Oba zespoły w tym sezonie walczą o zupełnie inne cele. Piast przed tą kolejką był na 7. miejscu, ale strata do 4. pozycji była niewielka. Podbeskidzie po ostatniej wygranej Stali w Poznaniu osunęło się na 16. miejsce, tracąc do mielczan 3 punkty. Dlatego też mecz w Gliwicach zapowiadał się bardzo intersująco.

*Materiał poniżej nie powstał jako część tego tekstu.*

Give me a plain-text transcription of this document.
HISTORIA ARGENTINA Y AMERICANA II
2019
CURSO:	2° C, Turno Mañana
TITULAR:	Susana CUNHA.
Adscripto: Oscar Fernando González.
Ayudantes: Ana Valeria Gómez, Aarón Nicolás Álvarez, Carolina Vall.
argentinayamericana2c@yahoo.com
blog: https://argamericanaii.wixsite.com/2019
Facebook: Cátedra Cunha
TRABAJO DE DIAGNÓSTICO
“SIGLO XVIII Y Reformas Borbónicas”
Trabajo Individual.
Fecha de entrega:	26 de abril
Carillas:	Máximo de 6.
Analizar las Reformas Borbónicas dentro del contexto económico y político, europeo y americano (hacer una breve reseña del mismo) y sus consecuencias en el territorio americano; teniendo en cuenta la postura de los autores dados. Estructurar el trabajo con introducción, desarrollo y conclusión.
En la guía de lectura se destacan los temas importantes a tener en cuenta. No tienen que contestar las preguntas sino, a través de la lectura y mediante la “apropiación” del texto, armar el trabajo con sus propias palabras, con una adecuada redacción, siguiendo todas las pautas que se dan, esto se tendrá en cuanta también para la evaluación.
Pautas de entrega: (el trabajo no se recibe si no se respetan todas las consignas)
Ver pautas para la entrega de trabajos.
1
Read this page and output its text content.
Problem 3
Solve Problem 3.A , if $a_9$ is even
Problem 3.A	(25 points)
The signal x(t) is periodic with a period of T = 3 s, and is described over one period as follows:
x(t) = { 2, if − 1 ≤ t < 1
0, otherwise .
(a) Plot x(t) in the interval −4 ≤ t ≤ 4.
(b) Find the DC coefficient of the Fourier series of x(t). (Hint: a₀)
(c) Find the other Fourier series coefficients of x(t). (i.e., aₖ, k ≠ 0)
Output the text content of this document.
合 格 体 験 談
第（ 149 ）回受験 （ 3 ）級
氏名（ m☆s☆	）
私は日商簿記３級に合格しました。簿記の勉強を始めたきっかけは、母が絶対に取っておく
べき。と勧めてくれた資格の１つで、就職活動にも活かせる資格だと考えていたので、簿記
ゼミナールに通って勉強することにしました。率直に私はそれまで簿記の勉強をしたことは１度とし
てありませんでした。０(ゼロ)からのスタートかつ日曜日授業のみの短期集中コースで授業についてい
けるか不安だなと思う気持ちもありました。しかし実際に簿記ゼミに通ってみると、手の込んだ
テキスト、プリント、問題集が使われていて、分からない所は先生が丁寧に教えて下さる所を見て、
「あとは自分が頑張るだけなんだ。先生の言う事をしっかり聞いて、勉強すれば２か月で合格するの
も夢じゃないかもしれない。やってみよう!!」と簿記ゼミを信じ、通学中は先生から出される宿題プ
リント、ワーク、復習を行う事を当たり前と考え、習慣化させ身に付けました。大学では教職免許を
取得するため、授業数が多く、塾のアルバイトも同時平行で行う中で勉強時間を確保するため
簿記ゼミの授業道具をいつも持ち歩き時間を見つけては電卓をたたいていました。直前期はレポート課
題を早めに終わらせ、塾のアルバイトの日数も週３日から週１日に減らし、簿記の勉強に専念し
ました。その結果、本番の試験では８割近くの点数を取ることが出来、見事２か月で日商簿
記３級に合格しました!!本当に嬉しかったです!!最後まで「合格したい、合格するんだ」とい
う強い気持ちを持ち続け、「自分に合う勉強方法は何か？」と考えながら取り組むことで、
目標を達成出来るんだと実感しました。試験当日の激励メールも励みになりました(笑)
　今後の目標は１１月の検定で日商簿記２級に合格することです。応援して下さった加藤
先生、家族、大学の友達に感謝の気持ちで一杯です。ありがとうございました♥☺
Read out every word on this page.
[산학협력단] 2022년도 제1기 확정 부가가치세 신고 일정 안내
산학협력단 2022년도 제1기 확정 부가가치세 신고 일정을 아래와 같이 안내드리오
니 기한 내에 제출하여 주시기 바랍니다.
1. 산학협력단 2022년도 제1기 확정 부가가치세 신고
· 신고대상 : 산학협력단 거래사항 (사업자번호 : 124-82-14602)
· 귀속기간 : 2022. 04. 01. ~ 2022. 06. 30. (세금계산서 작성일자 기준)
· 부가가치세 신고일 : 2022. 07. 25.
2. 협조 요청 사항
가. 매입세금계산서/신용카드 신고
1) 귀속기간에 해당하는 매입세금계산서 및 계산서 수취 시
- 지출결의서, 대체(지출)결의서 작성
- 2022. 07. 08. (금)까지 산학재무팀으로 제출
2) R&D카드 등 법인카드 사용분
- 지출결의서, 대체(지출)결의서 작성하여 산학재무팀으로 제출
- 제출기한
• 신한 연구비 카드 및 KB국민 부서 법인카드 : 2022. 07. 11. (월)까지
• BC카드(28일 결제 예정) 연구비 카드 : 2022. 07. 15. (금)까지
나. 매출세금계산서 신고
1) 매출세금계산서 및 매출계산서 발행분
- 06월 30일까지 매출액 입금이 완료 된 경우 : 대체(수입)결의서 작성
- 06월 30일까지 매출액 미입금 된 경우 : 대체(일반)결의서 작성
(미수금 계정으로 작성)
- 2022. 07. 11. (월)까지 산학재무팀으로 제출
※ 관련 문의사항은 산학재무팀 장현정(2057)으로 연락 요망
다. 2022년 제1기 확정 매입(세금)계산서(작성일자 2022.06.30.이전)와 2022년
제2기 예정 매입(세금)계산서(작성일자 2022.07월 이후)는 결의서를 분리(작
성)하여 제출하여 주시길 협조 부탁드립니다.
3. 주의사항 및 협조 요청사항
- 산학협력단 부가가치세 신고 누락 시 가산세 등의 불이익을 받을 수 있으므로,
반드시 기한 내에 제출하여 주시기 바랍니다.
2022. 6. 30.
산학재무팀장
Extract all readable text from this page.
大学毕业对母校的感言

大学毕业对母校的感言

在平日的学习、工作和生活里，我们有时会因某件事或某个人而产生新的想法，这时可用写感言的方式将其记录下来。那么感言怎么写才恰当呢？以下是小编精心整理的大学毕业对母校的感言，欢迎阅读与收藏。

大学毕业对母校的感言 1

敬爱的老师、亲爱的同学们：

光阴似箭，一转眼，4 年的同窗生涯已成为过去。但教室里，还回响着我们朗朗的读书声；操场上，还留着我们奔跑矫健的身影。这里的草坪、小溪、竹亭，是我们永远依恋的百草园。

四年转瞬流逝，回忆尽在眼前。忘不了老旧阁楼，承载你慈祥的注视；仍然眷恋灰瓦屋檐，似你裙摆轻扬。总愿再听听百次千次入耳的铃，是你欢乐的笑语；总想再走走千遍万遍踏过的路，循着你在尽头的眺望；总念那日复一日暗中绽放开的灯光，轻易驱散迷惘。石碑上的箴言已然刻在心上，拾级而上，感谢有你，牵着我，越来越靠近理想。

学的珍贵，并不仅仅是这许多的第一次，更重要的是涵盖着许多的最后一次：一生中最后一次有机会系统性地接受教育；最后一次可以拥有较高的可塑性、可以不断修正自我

Pierwsza połowa rozczarowała. Brakowało płynnych akcji, a co za tym idzie sytuacji podbramkowych. Górale oddali inicjatywę gospodarzom, ale ci nie potrafili potwierdzić swojej przewagi. W 33. minucie z rzutu wolnego przymierzył Jakub Świerczok, ale Michal Pesković był na posterunku. W odpowiedzi akcję Maksymiliana Sitka wykończył Petar Mamić, ale jego uderzenie zostało zablokowane.
Gdy wydawało się, że na przerwę zespoły zejdą przy bezbramkowym wyniku, Świerczok na prawej stronie urwał się obrońcom, rozegrał klepkę z jednym z kolegów, wpadł w pole karne i strzałem z ostrego kąta pokonał golkipera gości.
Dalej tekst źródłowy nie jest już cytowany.